Ready to Upgrade? Where to go Next:

As you explore the world of coffee roasting, consider upgrading your setup to achieve greater control and consistency. Here are a few options for you to consider regarding upgrading to more specialized roasting equipment:

  1. Hand-Held Stovetop Roaster: This is the least expensive option and arguably only constitutes an upgrade in that it is portable and is a piece of equipment dedicated to coffee roasting. Using one requires you to constantly shake the roaster to ensure an even roast; speaking from experience, this is hard to do. There is also little place to mount a temperature probe that will provide an accurate reading. A range of options are available, including the Hive and the Zenroast.
  2. Popcorn Popper: Another low-cost option. Popcorn poppers have a low footprint on the counter space, and roasting requires little input from the operator, but there is minimal visibility vis-a-vis temperature or roasting environment. It is easier to take temperature measurements, but it's not as precise as the following few options on our list.
  3. Air Roaster: small countertop air roasters are an excellent option for people interested in roasting at home and looking for more insight and precision. These can range in price from sever hundred to more than $1000 depending on the number of features and the capacity. Air roasting is most efficient and cost-effective at smaller scales because they can use electricity to heat cols as the heat source rather than relying on gas.
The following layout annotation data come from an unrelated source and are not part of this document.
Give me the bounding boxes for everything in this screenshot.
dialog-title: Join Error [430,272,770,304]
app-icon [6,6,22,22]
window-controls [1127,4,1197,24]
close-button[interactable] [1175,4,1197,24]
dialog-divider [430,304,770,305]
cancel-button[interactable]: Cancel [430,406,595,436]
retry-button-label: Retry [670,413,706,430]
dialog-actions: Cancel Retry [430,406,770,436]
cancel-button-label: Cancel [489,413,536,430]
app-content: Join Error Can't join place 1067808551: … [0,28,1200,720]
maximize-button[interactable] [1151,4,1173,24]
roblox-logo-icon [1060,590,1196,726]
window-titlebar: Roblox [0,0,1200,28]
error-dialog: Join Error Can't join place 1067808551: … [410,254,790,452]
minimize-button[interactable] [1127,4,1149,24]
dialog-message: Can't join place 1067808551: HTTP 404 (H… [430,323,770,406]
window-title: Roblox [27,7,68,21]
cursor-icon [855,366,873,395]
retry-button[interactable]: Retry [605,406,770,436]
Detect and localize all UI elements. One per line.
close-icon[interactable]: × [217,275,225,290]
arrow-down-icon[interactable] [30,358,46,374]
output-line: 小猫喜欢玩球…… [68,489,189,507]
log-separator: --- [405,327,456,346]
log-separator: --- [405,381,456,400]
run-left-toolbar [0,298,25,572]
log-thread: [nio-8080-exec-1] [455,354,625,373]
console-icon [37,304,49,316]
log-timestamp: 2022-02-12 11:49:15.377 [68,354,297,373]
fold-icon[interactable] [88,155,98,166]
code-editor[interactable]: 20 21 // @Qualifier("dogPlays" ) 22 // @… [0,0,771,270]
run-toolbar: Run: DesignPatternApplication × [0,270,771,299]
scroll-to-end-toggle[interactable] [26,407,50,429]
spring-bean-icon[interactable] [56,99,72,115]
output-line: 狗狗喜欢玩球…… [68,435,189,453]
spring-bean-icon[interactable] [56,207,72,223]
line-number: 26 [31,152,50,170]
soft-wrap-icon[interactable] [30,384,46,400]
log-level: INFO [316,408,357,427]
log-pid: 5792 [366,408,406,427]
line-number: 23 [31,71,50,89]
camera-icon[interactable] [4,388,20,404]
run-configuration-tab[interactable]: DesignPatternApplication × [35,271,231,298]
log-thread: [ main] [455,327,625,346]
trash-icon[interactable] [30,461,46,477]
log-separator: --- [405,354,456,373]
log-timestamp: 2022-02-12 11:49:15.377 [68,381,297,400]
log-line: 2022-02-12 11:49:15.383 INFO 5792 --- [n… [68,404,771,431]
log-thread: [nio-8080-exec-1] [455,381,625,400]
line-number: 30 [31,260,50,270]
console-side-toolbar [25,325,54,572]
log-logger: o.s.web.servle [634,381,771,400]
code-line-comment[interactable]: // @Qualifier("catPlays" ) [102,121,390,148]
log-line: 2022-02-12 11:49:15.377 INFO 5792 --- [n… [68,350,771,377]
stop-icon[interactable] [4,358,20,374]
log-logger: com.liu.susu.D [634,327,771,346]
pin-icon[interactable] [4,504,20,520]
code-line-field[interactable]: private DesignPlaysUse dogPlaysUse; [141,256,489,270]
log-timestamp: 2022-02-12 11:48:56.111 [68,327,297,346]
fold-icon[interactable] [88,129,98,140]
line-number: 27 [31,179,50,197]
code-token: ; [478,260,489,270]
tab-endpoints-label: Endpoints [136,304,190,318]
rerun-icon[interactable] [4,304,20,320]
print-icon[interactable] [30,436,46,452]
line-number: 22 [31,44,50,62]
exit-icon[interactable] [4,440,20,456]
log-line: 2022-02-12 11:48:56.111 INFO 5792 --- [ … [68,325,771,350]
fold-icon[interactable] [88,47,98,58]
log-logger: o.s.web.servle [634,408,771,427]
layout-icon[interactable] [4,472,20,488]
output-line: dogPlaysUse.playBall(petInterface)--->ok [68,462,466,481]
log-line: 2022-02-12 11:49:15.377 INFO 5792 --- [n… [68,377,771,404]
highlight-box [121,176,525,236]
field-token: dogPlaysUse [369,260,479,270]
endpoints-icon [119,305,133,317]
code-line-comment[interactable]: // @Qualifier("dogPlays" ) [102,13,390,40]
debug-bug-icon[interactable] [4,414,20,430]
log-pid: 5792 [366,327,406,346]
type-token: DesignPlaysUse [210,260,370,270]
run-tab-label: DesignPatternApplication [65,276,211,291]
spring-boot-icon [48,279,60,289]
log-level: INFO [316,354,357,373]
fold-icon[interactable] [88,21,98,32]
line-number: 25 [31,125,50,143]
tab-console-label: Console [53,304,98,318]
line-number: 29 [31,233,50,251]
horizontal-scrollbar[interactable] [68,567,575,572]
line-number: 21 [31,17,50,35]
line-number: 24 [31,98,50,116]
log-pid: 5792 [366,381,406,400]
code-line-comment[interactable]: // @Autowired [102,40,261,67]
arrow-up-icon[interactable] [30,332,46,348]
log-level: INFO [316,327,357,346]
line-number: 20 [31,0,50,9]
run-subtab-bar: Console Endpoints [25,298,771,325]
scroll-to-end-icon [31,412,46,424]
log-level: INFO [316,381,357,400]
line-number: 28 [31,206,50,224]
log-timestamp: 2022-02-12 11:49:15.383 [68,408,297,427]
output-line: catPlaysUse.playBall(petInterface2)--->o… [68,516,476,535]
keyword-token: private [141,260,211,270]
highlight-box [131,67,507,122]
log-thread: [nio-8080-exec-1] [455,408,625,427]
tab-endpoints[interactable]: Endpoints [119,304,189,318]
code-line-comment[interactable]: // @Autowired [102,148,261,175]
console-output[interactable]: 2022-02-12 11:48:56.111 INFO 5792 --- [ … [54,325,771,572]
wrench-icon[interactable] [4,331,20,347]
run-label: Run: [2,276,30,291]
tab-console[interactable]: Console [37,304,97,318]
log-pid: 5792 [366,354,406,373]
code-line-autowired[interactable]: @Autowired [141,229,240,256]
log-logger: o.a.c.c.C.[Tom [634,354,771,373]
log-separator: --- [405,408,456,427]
We recommend the Fresh Roast line as an entry-level roaster because it's fairly intuitive and inexpensive compared to other roasters. The parts are easily replaceable, and the newer models incorporate temperature sensors. Although making modifications will void the warranty, there are plenty of guides online on how and where to add temperature sensors and start using roasting software like Artisan. The new Kaffelogic Nano 7 air roaster is marketed as splitting the difference between home roasters and professional sample roasting machines. It costs almost two thousand dollars and is, as of the writing of this article- on backorder, but it boasts a host of features and integrations through its software- Kaffelogic Studio, which can export to Artisan and Cropster.
  4. Advanced Machines: Consider getting a sample roaster for a more advanced approach. There are many great options on the market, from the Ikawa Home to the one we use at our roastery- the Huky drum sample roaster. These machines are more expensive and will require better ventilation to use. This option is the equivalent of getting a one-group version of a commercial espresso machine for home use- very nice, but not necessary to get a delicious cup of coffee.

We hope that this article has provided you with a few key insights into the process of coffee roasting and that you feel more confident attempting it at home. Just remember to be kind to your neighbours and not set off the fire alarm unnecessarily and watch your beans closely so you don't overshoot.

Remember, at the end of the day, roasting coffee at home is only as complicated and expensive as you want it to be.